Crypto Prediction Markets Become a $150 Billion Gambling Den: US Congress Introduces Strong Regulatory Bill to Protect National Security and Election Integrity
As of May 22, 2026, with trading volumes in crypto prediction markets like Polymarket and Kalshi surpassing $150 billion, the US Congress has defined them as a national security threat and launched a full-scale crackdown. Amid allegations of insider trading and potential election interference, a series of related bills are being introduced.
As of May 22, 2026, the era of 'betting on everything' that existed in a regulatory blind spot is coming to an end in Washington. As the combined trading volume of platforms like Polymarket and Kalshi exceeded $150 billion, a bipartisan coalition in the US Congress has begun moves to dismantle them. Lawmakers are citing 'statistically impossible' win rates and significant risks to election integrity and national security, which are clearly evident in indicators visualizing recent rapid market growth.
A report from Bubblemaps released on May 21, 2026, raised serious questions about the transparency of prediction markets. An investigation team led by Nicolas Vaiman discovered 80 betting cases on Polymarket with a 98% win rate, concluding that these are difficult to view as the result of mere luck or analysis.
The findings of the Bubblemaps investigation show that prediction markets have devolved from simple aggregators of information into manipulated gambling dens.
The report pointed out that such win rates are statistically unattainable and that it is highly likely anonymous wallets are manipulating the market using insider information. Despite the massive market size of $150 billion, the abnormal success of a specific few wallets is fundamentally shaking the market's credibility. This data served as a decisive basis for Congress to define prediction markets as a national security risk rather than a simple financial product.
S. 4060: Prediction Market Security and Integrity Act
S. 4060, the 'Predictive Market Security and Integrity Act of 2026' introduced in the U.S. Senate, is a key legislative tool to prevent such market manipulation. This bill prohibits prediction market trading using material non-public information (MNPI) and aims to outlaw deceptive acts that substantially interfere with or predetermine event outcomes. Among several regulatory proposals submitted to Congress, this bill contains the strongest penalties for acts that undermine market integrity.
- The bill introduced by Senator Jeff Merkley and Representative Jamie Raskin on March 26, 2026, completely bans betting on elections, sports, war, and government activities.
- They argue that turning sensitive national security events into gambling products undermines the foundation of democracy.
- In particular, there are significant concerns that betting on the course of a war or government decision-making could exert undue pressure on the policy-making process.
- The bill is part of a strategy to prevent prediction markets from being degraded into tools that prioritize private interests over the public interest.
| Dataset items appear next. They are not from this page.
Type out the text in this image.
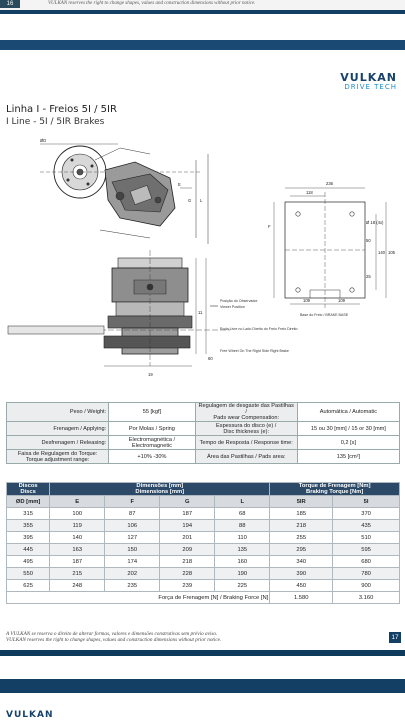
16	VULKAN reserves the right to change shapes, values and construction dimensions without prior notice.
VULKAN
DRIVE TECH
Linha I - Freios 5I / 5IR
I Line - 5I / 5IR Brakes
ØD
236
118
Ø 18 (4x)
109	109
140 105
50
25
F
G L
E
19
11
60
Posição do Observador
Viewer Position
Roda Livre no Lado Direito do Freio Freio Direito
Free Wheel On The Right Side Right Brake
Base do Freio / BRAKE BASE
Peso / Weight:	55 [kgf]	Regulagem de desgaste das Pastilhas /
Pads wear Compensation:	Automática / Automatic
Frenagem / Applying:	Por Molas / Spring	Espessura do disco (e) /
Disc thickness (e):	15 ou 30 [mm] / 15 or 30 [mm]
Desfrenagem / Releasing:	Electromagnética / Electromagnetic	Tempo de Resposta / Response time:	0,2 [s]
Faixa de Regulagem do Torque:
Torque adjustment range:	+10% -30%	Área das Pastilhas / Pads area:	135 [cm²]
Discos
Discs	Dimensões [mm]
Dimensions [mm]				Torque de Frenagem [Nm]
Braking Torque [Nm]	
ØD [mm]	E	F	G	L	5IR	5I
315	100	87	187	68	185	370
355	119	106	194	88	218	435
395	140	127	201	110	255	510
445	163	150	209	135	295	595
495	187	174	218	160	340	680
550	215	202	228	190	390	780
625	248	235	239	225	450	900
Força de Frenagem [N] / Braking Force [N]					1.580	3.160
A VULKAN se reserva o direito de alterar formas, valores e dimensões construtivas sem prévio aviso.
VULKAN reserves the right to change shapes, values and construction dimensions without prior notice.	17
VULKAN
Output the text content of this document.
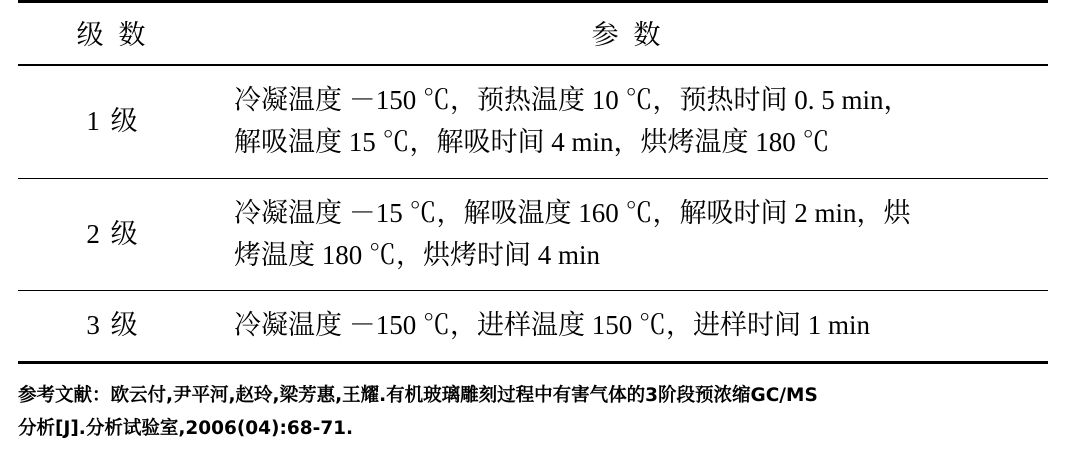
级 数	参 数
1 级	冷凝温度 －150 ℃，预热温度 10 ℃，预热时间 0. 5 min，
解吸温度 15 ℃，解吸时间 4 min，烘烤温度 180 ℃

2 级	冷凝温度 －15 ℃，解吸温度 160 ℃，解吸时间 2 min，烘
烤温度 180 ℃，烘烤时间 4 min

3 级	冷凝温度 －150 ℃，进样温度 150 ℃，进样时间 1 min
参考文献：欧云付,尹平河,赵玲,梁芳惠,王耀.有机玻璃雕刻过程中有害气体的3阶段预浓缩GC/MS
分析[J].分析试验室,2006(04):68-71.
The issue of insider trading extends to government officials. A bill introduced on March 25, 2026, by Representative Adrian Smith and Representative Budzinski includes provisions prohibiting members of the U.S. Congress and federal employees from trading in prediction markets. The Center for American Progress (CAP) emphasized that basic information such as the name, age, and contact information of individuals placing bets must be mandatorily collected to prevent corruption in prediction markets, warning against those in power profiting behind a veil of anonymity.
Intelligence authorities warn that crypto prediction markets are expanding the 'attack surface' for foreign election interference. Past instances where the Russian Main Intelligence Directorate (GRU) used virtual assets to spread disinformation and support hacking during the 2016 U.S. presidential election are being re-examined. As of 2026, Congress is taking seriously the possibility that blockchain-based prediction markets could be utilized as a new tool by countries like Russia to disrupt democratic processes.
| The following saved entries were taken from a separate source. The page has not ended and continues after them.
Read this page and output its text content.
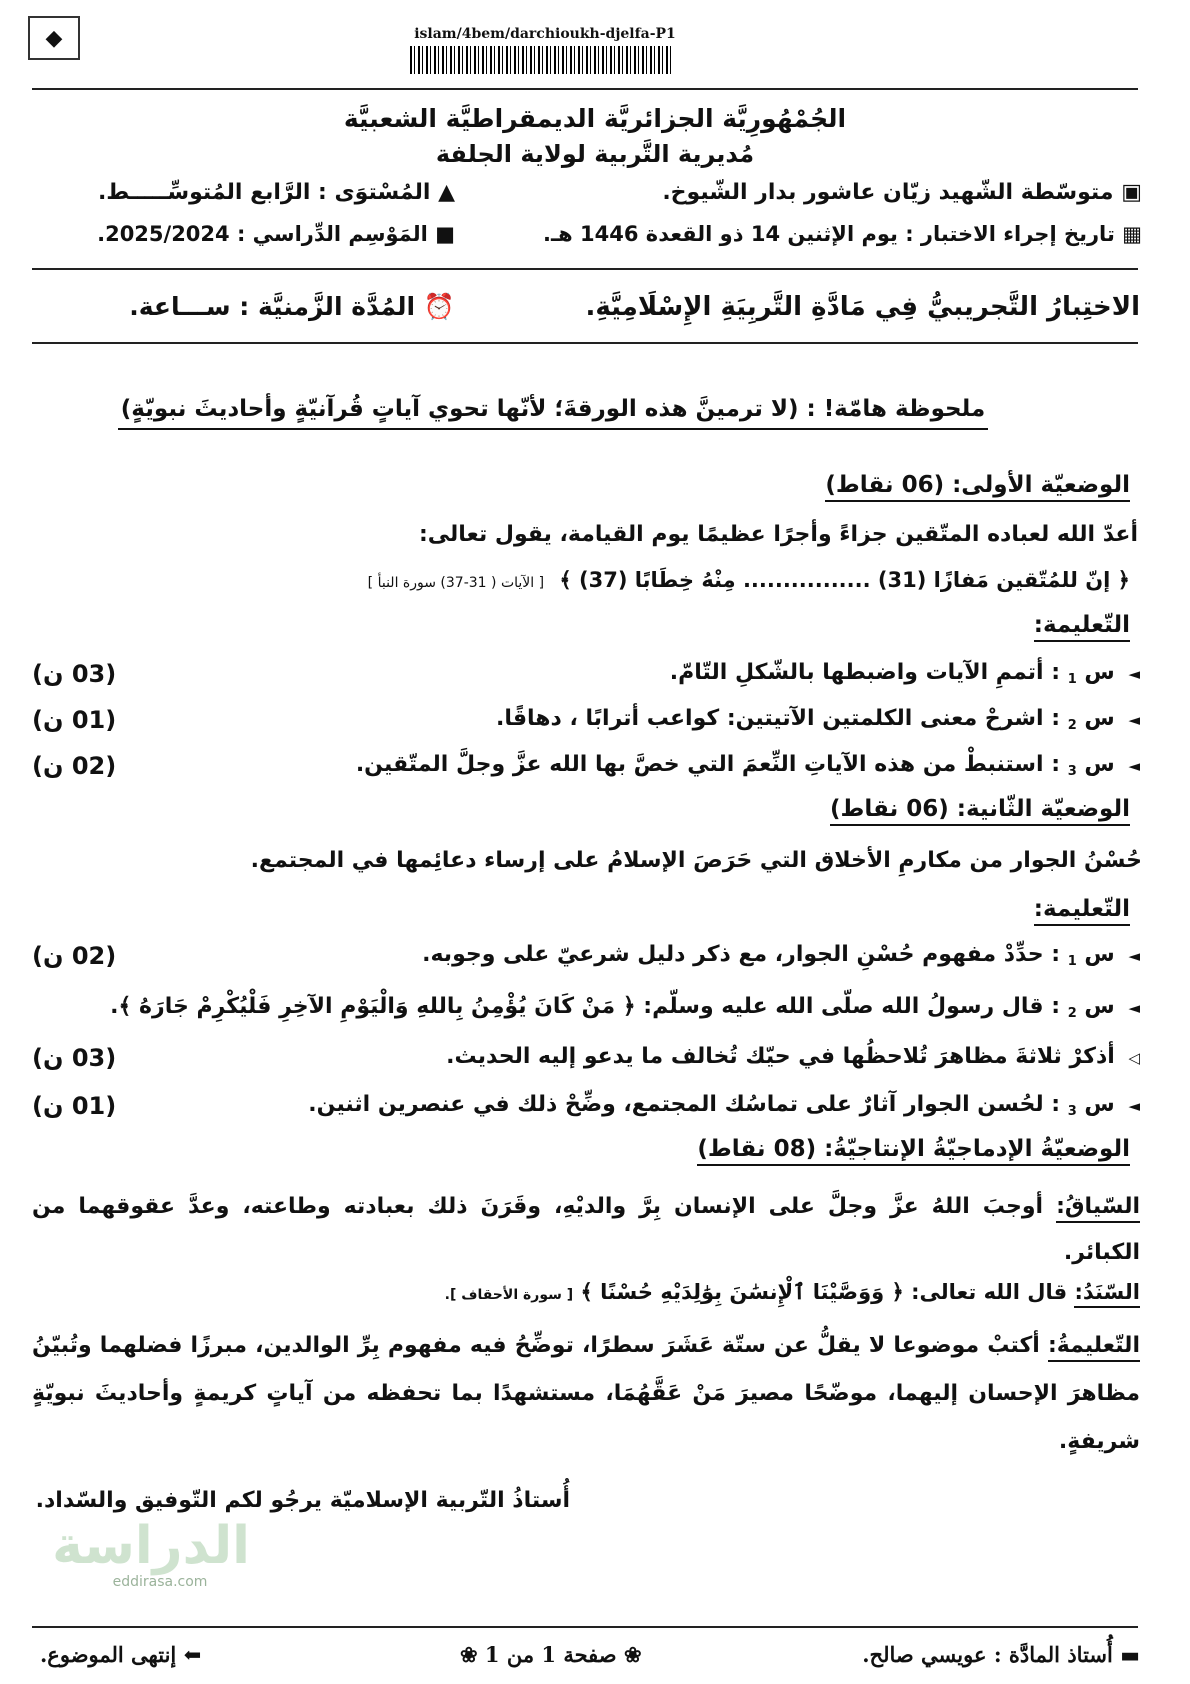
◆	islam/4bem/darchioukh-djelfa-P1
الجُمْهُورِيَّة الجزائريَّة الديمقراطيَّة الشعبيَّة
مُديرية التَّربية لولاية الجلفة
▣ متوسّطة الشّهيد زيّان عاشور بدار الشّيوخ.
▲ المُسْتوَى : الرَّابع المُتوسِّـــــط.
▦ تاريخ إجراء الاختبار : يوم الإثنين 14 ذو القعدة 1446 هـ.
■ المَوْسِم الدِّراسي : 2025/2024.
الاختِبارُ التَّجريبيُّ فِي مَادَّةِ التَّربِيَةِ الإِسْلَامِيَّةِ.
⏰ المُدَّة الزَّمنيَّة : ســـاعة.
ملحوظة هامّة! : (لا ترمينَّ هذه الورقةَ؛ لأنّها تحوي آياتٍ قُرآنيّةٍ وأحاديثَ نبويّةٍ)
الوضعيّة الأولى: (06 نقاط)
أعدّ الله لعباده المتّقين جزاءً وأجرًا عظيمًا يوم القيامة، يقول تعالى:
﴿ إنّ للمُتّقين مَفازًا (31) ................ مِنْهُ خِطَابًا (37) ﴾ [ الآيات ( 31-37) سورة النبأ ]
التّعليمة:
◄ س $_1$ : أتممِ الآيات واضبطها بالشّكلِ التّامّ.
(03 ن)
◄ س $_2$ : اشرحْ معنى الكلمتين الآتيتين: كواعب أترابًا ، دهاقًا.
(01 ن)
◄ س $_3$ : استنبطْ من هذه الآياتِ النِّعمَ التي خصَّ بها الله عزَّ وجلَّ المتّقين.
(02 ن)
الوضعيّة الثّانية: (06 نقاط)
حُسْنُ الجوار من مكارمِ الأخلاق التي حَرَصَ الإسلامُ على إرساء دعائِمها في المجتمع.
التّعليمة:
◄ س $_1$ : حدِّدْ مفهوم حُسْنِ الجوار، مع ذكر دليل شرعيّ على وجوبه.
(02 ن)
◄ س $_2$ : قال رسولُ الله صلّى الله عليه وسلّم: ﴿ مَنْ كَانَ يُؤْمِنُ بِاللهِ وَالْيَوْمِ الآخِرِ فَلْيُكْرِمْ جَارَهُ ﴾.
◁ أذكرْ ثلاثةَ مظاهرَ تُلاحظُها في حيّك تُخالف ما يدعو إليه الحديث.
(03 ن)
◄ س $_3$ : لحُسن الجوار آثارٌ على تماسُك المجتمع، وضِّحْ ذلك في عنصرين اثنين.
(01 ن)
الوضعيّةُ الإدماجيّةُ الإنتاجيّةُ: (08 نقاط)
السّياقُ: أوجبَ اللهُ عزَّ وجلَّ على الإنسان بِرَّ والديْهِ، وقَرَنَ ذلك بعبادته وطاعته، وعدَّ عقوقهما من الكبائر.
السّنَدُ: قال الله تعالى: ﴿ وَوَصَّيْنَا ٱلْإِنسَٰنَ بِوَٰلِدَيْهِ حُسْنًا ﴾ [ سورة الأحقاف ].
التّعليمةُ: أكتبْ موضوعا لا يقلُّ عن ستّة عَشَرَ سطرًا، توضِّحُ فيه مفهوم بِرِّ الوالدين، مبرزًا فضلهما وتُبيّنُ مظاهرَ الإحسان إليهما، موضّحًا مصيرَ مَنْ عَقَّهُمَا، مستشهدًا بما تحفظه من آياتٍ كريمةٍ وأحاديثَ نبويّةٍ شريفةٍ.
أُستاذُ التّربية الإسلاميّة يرجُو لكم التّوفيق والسّداد.
الدراسة
eddirasa.com
▬ أُستاذ المادَّة : عويسي صالح.
❀ صفحة 1 من 1 ❀
⬅ إنتهى الموضوع.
The shift in market leadership is also noteworthy. In 2025, Polymarket enjoyed 20 times more popularity than Kalshi, but entering 2026, Kalshi overtook Polymarket in trading volume. Kalshi dominated the market with the advantage of being able to operate legally within the United States and a strategy to attract professional investment firms and funds. In response to regulatory pressure, both platforms announced self-regulatory measures to curb insider trading on March 23, 2026, but the legislative body's gaze remains cold.
Enforcement or Total Ban: The Future of Prediction Markets
Not all members of Congress are calling for a total ban. On April 14, 2026, Representative Blake Moore proposed the 'Event Contract Enforcement Act,' offering a compromise that protects legitimate business interests while ensuring market integrity. This is an attempt to recognize the information aggregation function of prediction markets while ensuring they operate only within strict guidelines.
Currently, CFTC Chairman Michael Selig is pushing for the establishment of new rules for prediction markets. This process, which began in January 2026, is expected to be a watershed moment determining whether prediction markets will be integrated into the financial system or disappear into history for national security reasons. As Washington's legislative clock ticks rapidly, crypto prediction markets face a legal battle for their very existence.


This content is for information and commentary only and is not investment advice.